Кристина вытащила из плоского длинного конверта глянцевый белый буклет с золотыми тиснеными буквами приглашения, в котором госпожу Кристину Дмитриевну Окалину почтительно просили явиться в Центр международной торговли на торжественный прием по случаю создания Фонда содействия перестройке. Ее надеялся лицезреть сам президент очередной новоиспеченной кормушки, какой-то Осинский Е.Е.
— Впечатляет, но с какой стати мне туда переться? Я этого Осинского не видела, не знаю и, если честно, знать не хочу.
— Глупенькая ты, Криська! — «умник» потянулся к сигарете. — Осинского скоро узнает вся страна, а может, и мир. Быть в числе первых — не так уж плохо.
— Кому как.
— Там будут не простые сливки — взбитые.
— Неужели? И кто же их взбивал?
— Время, сестренка, — серьезно ответил Мишка. — И мы будем последними идиотами, если не ухватимся за эту мешалку.
— Миксер.
— Что?
— Сливки взбиваются миксером, — улыбнулась Кристина.

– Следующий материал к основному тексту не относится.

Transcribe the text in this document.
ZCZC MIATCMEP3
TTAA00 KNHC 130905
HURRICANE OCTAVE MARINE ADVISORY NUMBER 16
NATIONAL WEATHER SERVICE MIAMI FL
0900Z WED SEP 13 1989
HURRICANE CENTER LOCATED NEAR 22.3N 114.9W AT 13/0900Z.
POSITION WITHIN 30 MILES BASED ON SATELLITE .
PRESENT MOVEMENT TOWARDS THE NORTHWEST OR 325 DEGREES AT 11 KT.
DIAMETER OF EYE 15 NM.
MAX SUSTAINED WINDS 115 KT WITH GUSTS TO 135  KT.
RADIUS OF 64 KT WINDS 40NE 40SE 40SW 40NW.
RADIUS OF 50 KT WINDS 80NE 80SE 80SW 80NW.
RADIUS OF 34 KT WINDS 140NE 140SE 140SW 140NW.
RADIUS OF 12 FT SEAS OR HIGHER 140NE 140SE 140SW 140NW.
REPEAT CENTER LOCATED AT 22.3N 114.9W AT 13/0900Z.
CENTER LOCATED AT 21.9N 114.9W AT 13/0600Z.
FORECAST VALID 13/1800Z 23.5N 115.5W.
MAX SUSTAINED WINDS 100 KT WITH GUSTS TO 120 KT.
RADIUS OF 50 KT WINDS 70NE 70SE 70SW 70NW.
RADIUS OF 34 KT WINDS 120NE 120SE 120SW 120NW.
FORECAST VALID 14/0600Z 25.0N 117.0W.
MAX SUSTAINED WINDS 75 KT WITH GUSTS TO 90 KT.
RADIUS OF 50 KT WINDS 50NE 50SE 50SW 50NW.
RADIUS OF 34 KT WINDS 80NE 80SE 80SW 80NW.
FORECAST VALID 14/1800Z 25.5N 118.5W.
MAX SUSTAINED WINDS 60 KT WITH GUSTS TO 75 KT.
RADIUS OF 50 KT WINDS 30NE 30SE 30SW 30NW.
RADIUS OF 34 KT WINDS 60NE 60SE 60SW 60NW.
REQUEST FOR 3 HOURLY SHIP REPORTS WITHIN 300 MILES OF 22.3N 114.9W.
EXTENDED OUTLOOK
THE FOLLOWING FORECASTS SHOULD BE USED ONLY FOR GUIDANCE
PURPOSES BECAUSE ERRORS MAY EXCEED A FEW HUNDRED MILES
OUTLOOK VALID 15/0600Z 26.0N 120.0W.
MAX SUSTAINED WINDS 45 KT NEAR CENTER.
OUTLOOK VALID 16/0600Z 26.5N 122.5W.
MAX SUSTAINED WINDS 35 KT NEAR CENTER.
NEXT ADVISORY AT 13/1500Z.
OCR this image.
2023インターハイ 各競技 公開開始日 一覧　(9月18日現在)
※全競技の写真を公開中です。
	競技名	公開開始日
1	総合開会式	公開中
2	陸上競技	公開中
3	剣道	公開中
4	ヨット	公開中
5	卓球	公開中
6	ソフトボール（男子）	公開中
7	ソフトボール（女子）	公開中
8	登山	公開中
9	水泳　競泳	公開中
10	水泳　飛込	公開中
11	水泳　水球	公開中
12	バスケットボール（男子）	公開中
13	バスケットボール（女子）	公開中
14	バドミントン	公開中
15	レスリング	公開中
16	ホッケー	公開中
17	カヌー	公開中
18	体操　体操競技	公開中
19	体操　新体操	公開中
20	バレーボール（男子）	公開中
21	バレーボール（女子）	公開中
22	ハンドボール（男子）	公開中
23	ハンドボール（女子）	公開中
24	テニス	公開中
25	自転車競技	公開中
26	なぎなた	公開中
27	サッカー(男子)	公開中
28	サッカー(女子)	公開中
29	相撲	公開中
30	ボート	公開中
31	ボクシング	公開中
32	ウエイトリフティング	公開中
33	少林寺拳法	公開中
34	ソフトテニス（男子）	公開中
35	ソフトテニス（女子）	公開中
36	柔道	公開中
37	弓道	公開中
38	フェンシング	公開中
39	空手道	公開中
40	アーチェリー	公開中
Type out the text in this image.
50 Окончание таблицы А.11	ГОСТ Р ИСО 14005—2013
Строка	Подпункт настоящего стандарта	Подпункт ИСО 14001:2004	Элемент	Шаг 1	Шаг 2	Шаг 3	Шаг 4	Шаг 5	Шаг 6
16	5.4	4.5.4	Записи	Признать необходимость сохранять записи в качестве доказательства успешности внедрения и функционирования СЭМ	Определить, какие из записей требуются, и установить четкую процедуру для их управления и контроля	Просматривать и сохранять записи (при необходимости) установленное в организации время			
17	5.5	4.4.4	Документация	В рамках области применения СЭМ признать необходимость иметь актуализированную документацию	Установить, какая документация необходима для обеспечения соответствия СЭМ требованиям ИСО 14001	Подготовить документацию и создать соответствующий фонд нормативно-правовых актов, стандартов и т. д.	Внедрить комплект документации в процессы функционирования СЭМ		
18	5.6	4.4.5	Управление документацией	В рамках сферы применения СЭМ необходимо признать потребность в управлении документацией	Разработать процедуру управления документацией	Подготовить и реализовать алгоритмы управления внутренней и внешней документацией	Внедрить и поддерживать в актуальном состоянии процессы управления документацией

— Послушай, Криська, без дураков, это не туфта. Там будут многие из тех, кого ваше Останкино в задницу целует, а народ вместо соски сосет и млеет. Политики, деловые люди, известные актеры, ваших тоже несколько штук подтянется. А чем ты хуже? Да ты даже со своим Ордынцевым не была на таких сходняках, прости, приемах, — спохватился Шалопаев. — Ты же телевизионщица, журналистка, неужели тебе не интересно покрутиться среди тех, о ком говорит сейчас весь мир? Познакомиться, побазарить, пригласить в свою передачу, — проклятый Мишка наступил на любимую мозоль. Она представила, какой бомбой может оказаться интервью с кем-нибудь из этих людей — вот тогда уж точно эфир будет ее. Кто станет резать курицу, которая несет золотые яйца? — А как, ты думаешь, ваш брат становится известным? Только через чужую славу, — добил чертов «психолог».
«Госпожа» из буклета напустила на себя равнодушный вид.
— Хорошо, я пойду с тобой на этот прием, хотя совершенно непонятно, зачем это нужно.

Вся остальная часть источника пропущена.